Famous Last Wills and Testaments of Writers and Poets Part 2

Some famous and bizarre last wills and testaments of writers including Shaw, Hemingway, and Drew Pearson

George Bernard Shaw

British playwright

Died: 1950

Last Will: The socialist author left a capitalist estate of $1,028,252. Reaffirming his belief in creative evolution rather than in any specific church creed, he asked that memorials to him that took "the form of a cross or any other instrument of torture or symbol of blood sacrifice" be omitted. His ashes were to be sprinkled at Ayot St.

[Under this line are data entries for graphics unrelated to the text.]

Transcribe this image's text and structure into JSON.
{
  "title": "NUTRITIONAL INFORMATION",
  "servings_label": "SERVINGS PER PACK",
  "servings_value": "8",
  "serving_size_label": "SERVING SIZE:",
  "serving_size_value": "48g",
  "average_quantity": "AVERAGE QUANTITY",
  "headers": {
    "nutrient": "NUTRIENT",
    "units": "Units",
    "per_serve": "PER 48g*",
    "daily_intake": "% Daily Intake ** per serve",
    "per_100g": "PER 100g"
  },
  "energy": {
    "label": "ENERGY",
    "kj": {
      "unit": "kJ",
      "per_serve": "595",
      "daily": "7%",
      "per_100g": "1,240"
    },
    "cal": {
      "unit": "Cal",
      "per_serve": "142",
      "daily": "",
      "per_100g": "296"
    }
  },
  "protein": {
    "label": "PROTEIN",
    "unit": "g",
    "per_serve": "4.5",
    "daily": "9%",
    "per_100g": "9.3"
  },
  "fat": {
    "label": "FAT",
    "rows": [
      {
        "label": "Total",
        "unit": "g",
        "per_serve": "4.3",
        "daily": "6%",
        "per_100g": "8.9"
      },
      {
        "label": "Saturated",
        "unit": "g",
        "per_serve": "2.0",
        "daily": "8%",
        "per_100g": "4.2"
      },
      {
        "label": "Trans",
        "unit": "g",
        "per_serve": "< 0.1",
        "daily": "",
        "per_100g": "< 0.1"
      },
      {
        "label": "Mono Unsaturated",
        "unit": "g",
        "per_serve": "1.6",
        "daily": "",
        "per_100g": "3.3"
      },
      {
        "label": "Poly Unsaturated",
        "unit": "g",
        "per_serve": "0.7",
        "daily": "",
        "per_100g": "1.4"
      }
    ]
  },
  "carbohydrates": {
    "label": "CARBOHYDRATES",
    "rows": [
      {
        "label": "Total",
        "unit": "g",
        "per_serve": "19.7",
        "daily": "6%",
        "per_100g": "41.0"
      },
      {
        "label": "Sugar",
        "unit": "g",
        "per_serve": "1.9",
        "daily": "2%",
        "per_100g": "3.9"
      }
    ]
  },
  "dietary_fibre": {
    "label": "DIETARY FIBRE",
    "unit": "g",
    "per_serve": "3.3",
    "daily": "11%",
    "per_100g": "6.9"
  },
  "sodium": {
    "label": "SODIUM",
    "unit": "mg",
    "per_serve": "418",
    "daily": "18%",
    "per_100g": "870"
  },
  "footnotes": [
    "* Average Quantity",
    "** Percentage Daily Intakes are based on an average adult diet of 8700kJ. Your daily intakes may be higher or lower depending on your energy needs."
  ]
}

Lawrence. "Personally," he wrote in his final instructions, "I prefer the garden to the cloister." Shaw, after making numerous small bequests, left the bulk of his sizable fortune for the development of a British alphabet having 40 letters. The request was contested in court by the British Museum, charging that the conditions imposed were too vague. Seven years later, a compromise was accepted, with only a pound 500 prize being offered in a competition to select a letter design. The 4 winners who split the award were also asked to continue their studies in the search for a replacement to Dr. Johnson's alphabet.

Ernest Hemingway

American writer

Died: 1961

Last Will: Written in 1955 at Finca Vigia, Cuba, his will gave his wife, Mary, sole control and omitted any provision for the children, stating he had "complete confidence" she would provide for them according to written instructions he had given her.

Drew Pearson

American columnist

Died: 1969

Last Will: As Pearson's stepson, Tyler Abell, recalled it, ". . . the son of a bitch had written 7 wills," spaced out over 31 years. They were scribbled on blank paper, hotel stationery, and Western Union forms during Pearson's travels. Only the 1st, attested to in Iowa, was legally acceptable. His estate, valued at over $2 million, left Abell life insurance worth $5,000, with the bulk of the fortune going to Pearson's 2nd wife, Luvie. The lawyers ultimately shared: Some $130,000 went for legal fees to fight cases brought by people named in subsequent wills. The IRS grabbed about $300,000 for taxes. Another $45,000 was paid to settle 2 major libel suits still pending in 1969. Eventually, Pearson's daughter, Mrs. Ellen Arnold, named in a holographic will drawn up in Kentucky in 1962, reached a compromise with Luvie. Mrs. Arnold received title to a 160-acre Potomac farm worth about $500,000. The legal will gave his former partner, Robert S. Allen, the index files for Pearson's "Washington Merry-Go-Round" column, although later wills bequeathed them to Allen's successor, Jack Anderson. Allen dropped his claim in return for $4,000. Pearson died wealthy but cash-poor--he had also been forced into the lecture circuit to refurbish an overdrawn bank account.